Python Dataframe—使用使用行值和列名的计算填充空列
我有一个数据帧df,它可以通过以下方式创建:Python Dataframe—使用使用行值和列名的计算填充空列,python,pandas,dataframe,Python,Pandas,Dataframe,我有一个数据帧df,它可以通过以下方式创建: import pandas as pd import datetime #create the dates to make into columns datestart=datetime.date(2018,1,1) dateend=datetime.date(2018,1,5) newcols=pd.date_range(datestart,dateend).date #create the test data d={'name':['a','b'
import pandas as pd
import datetime
#create the dates to make into columns
datestart=datetime.date(2018,1,1)
dateend=datetime.date(2018,1,5)
newcols=pd.date_range(datestart,dateend).date
#create the test data
d={'name':['a','b','c','d'],'earlydate': [datetime.date(2018,1,1),datetime.date(2018,1,3),datetime.date(2018,1,4),datetime.date(2018,1,5)]}
#create initial test dataframe
df=pd.DataFrame(data=d)
#create the new dataframe with empty newcols
df=pd.concat([df,pd.DataFrame(columns=newcols)])

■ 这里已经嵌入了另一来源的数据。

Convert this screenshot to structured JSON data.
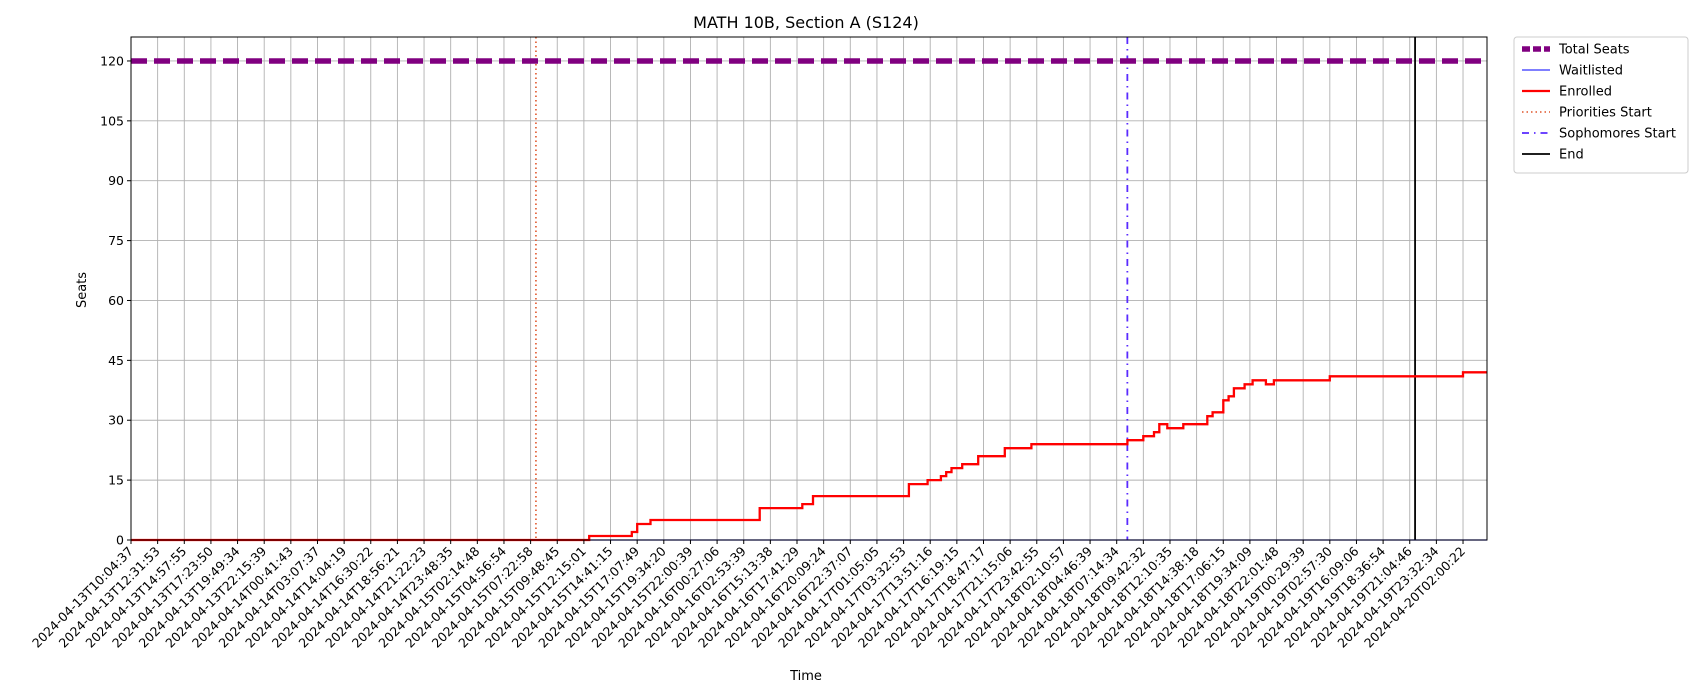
{
  "chart_data": {
    "type": "line",
    "title": "MATH 10B, Section A (S124)",
    "xlabel": "Time",
    "ylabel": "Seats",
    "ylim": [
      0,
      126
    ],
    "yticks": [
      0,
      15,
      30,
      45,
      60,
      75,
      90,
      105,
      120
    ],
    "grid": true,
    "legend_position": "outside-top-right",
    "x_categories": [
      "2024-04-13T10:04:37",
      "2024-04-13T12:31:53",
      "2024-04-13T14:57:55",
      "2024-04-13T17:23:50",
      "2024-04-13T19:49:34",
      "2024-04-13T22:15:39",
      "2024-04-14T00:41:43",
      "2024-04-14T03:07:37",
      "2024-04-14T14:04:19",
      "2024-04-14T16:30:22",
      "2024-04-14T18:56:21",
      "2024-04-14T21:22:23",
      "2024-04-14T23:48:35",
      "2024-04-15T02:14:48",
      "2024-04-15T04:56:54",
      "2024-04-15T07:22:58",
      "2024-04-15T09:48:45",
      "2024-04-15T12:15:01",
      "2024-04-15T14:41:15",
      "2024-04-15T17:07:49",
      "2024-04-15T19:34:20",
      "2024-04-15T22:00:39",
      "2024-04-16T00:27:06",
      "2024-04-16T02:53:39",
      "2024-04-16T15:13:38",
      "2024-04-16T17:41:29",
      "2024-04-16T20:09:24",
      "2024-04-16T22:37:07",
      "2024-04-17T01:05:05",
      "2024-04-17T03:32:53",
      "2024-04-17T13:51:16",
      "2024-04-17T16:19:15",
      "2024-04-17T18:47:17",
      "2024-04-17T21:15:06",
      "2024-04-17T23:42:55",
      "2024-04-18T02:10:57",
      "2024-04-18T04:46:39",
      "2024-04-18T07:14:34",
      "2024-04-18T09:42:32",
      "2024-04-18T12:10:35",
      "2024-04-18T14:38:18",
      "2024-04-18T17:06:15",
      "2024-04-18T19:34:09",
      "2024-04-18T22:01:48",
      "2024-04-19T00:29:39",
      "2024-04-19T02:57:30",
      "2024-04-19T16:09:06",
      "2024-04-19T18:36:54",
      "2024-04-19T21:04:46",
      "2024-04-19T23:32:34",
      "2024-04-20T02:00:22"
    ],
    "x_range": [
      0,
      50.9
    ],
    "series": [
      {
        "name": "Total Seats",
        "color": "#800080",
        "style": "dashed-thick",
        "points": [
          [
            0,
            120
          ],
          [
            50.9,
            120
          ]
        ]
      },
      {
        "name": "Waitlisted",
        "color": "#3333ff",
        "style": "solid-thin",
        "points": [
          [
            0,
            0
          ],
          [
            50.9,
            0
          ]
        ]
      },
      {
        "name": "Enrolled",
        "color": "#ff0000",
        "style": "step",
        "points": [
          [
            0,
            0
          ],
          [
            17.2,
            0
          ],
          [
            17.2,
            1
          ],
          [
            18.8,
            1
          ],
          [
            18.8,
            2
          ],
          [
            19.0,
            2
          ],
          [
            19.0,
            4
          ],
          [
            19.5,
            4
          ],
          [
            19.5,
            5
          ],
          [
            23.6,
            5
          ],
          [
            23.6,
            8
          ],
          [
            25.2,
            8
          ],
          [
            25.2,
            9
          ],
          [
            25.6,
            9
          ],
          [
            25.6,
            11
          ],
          [
            29.2,
            11
          ],
          [
            29.2,
            14
          ],
          [
            29.9,
            14
          ],
          [
            29.9,
            15
          ],
          [
            30.4,
            15
          ],
          [
            30.4,
            16
          ],
          [
            30.6,
            16
          ],
          [
            30.6,
            17
          ],
          [
            30.8,
            17
          ],
          [
            30.8,
            18
          ],
          [
            31.2,
            18
          ],
          [
            31.2,
            19
          ],
          [
            31.8,
            19
          ],
          [
            31.8,
            21
          ],
          [
            32.8,
            21
          ],
          [
            32.8,
            23
          ],
          [
            33.8,
            23
          ],
          [
            33.8,
            24
          ],
          [
            37.4,
            24
          ],
          [
            37.4,
            25
          ],
          [
            38.0,
            25
          ],
          [
            38.0,
            26
          ],
          [
            38.4,
            26
          ],
          [
            38.4,
            27
          ],
          [
            38.6,
            27
          ],
          [
            38.6,
            29
          ],
          [
            38.9,
            29
          ],
          [
            38.9,
            28
          ],
          [
            39.5,
            28
          ],
          [
            39.5,
            29
          ],
          [
            40.4,
            29
          ],
          [
            40.4,
            31
          ],
          [
            40.6,
            31
          ],
          [
            40.6,
            32
          ],
          [
            41.0,
            32
          ],
          [
            41.0,
            35
          ],
          [
            41.2,
            35
          ],
          [
            41.2,
            36
          ],
          [
            41.4,
            36
          ],
          [
            41.4,
            38
          ],
          [
            41.8,
            38
          ],
          [
            41.8,
            39
          ],
          [
            42.1,
            39
          ],
          [
            42.1,
            40
          ],
          [
            42.6,
            40
          ],
          [
            42.6,
            39
          ],
          [
            42.9,
            39
          ],
          [
            42.9,
            40
          ],
          [
            45.0,
            40
          ],
          [
            45.0,
            41
          ],
          [
            50.0,
            41
          ],
          [
            50.0,
            42
          ],
          [
            50.9,
            42
          ]
        ]
      }
    ],
    "markers": [
      {
        "name": "Priorities Start",
        "x": 15.2,
        "color": "#e0552a",
        "style": "dotted"
      },
      {
        "name": "Sophomores Start",
        "x": 37.4,
        "color": "#5a2bff",
        "style": "dashdot"
      },
      {
        "name": "End",
        "x": 48.2,
        "color": "#000000",
        "style": "solid"
      }
    ],
    "legend": [
      "Total Seats",
      "Waitlisted",
      "Enrolled",
      "Priorities Start",
      "Sophomores Start",
      "End"
    ]
  }
}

dresultdata={'name':['a','b','c','d'],
'earlydate': [datetime.date(2018,1,1),datetime.date(2018,1,3),datetime.date(2018,1,4),datetime.date(2018,1,5)],
datetime.date(2018,1,1):[0,-2,-3,-4], #this is the difference in days between the column name and the earlydate
datetime.date(2018,1,2):[-1,1,2,3],
datetime.date(2018,1,3):[-2,0,1,2],
datetime.date(2018,1,4):[-3,-1,0,1]}
dferesult=pd.DataFrame(data=dresultdata)
看起来是这样的:
df
Out[17]:
name earlydate 2018-01-01 ... 2018-01-03 2018-01-04 2018-01-05
0 a 2018-01-01 NaN ... NaN NaN NaN
1 b 2018-01-03 NaN ... NaN NaN NaN
2 c 2018-01-04 NaN ... NaN NaN NaN
3 d 2018-01-05 NaN ... NaN NaN NaN
[4 rows x 7 columns]
dferesult
Out[19]:
name earlydate 2018-01-01 2018-01-02 2018-01-03 2018-01-04
0 a 2018-01-01 0 -1 -2 -3
1 b 2018-01-03 -2 1 0 -1
2 c 2018-01-04 -3 2 1 0
3 d 2018-01-05 -4 3 2 1
我想做的是用newcol名称和earlydate(newcolname(这是一个日期)-earlydate(这是一个日期)之间的天数差来填充所有空的newcol。我希望以“明智”的方式执行此数据帧,而不是使用函数、lambda、apply或for循环。我相当确定这应该能够以数据帧的方式执行,而不是以列或行的方式
可以使用以下方法创建结果/预期结束df:
import pandas as pd
import datetime
#create the dates to make into columns
datestart=datetime.date(2018,1,1)
dateend=datetime.date(2018,1,5)
newcols=pd.date_range(datestart,dateend).date
#create the test data
d={'name':['a','b','c','d'],'earlydate': [datetime.date(2018,1,1),datetime.date(2018,1,3),datetime.date(2018,1,4),datetime.date(2018,1,5)]}
#create initial test dataframe
df=pd.DataFrame(data=d)
#create the new dataframe with empty newcols
df=pd.concat([df,pd.DataFrame(columns=newcols)])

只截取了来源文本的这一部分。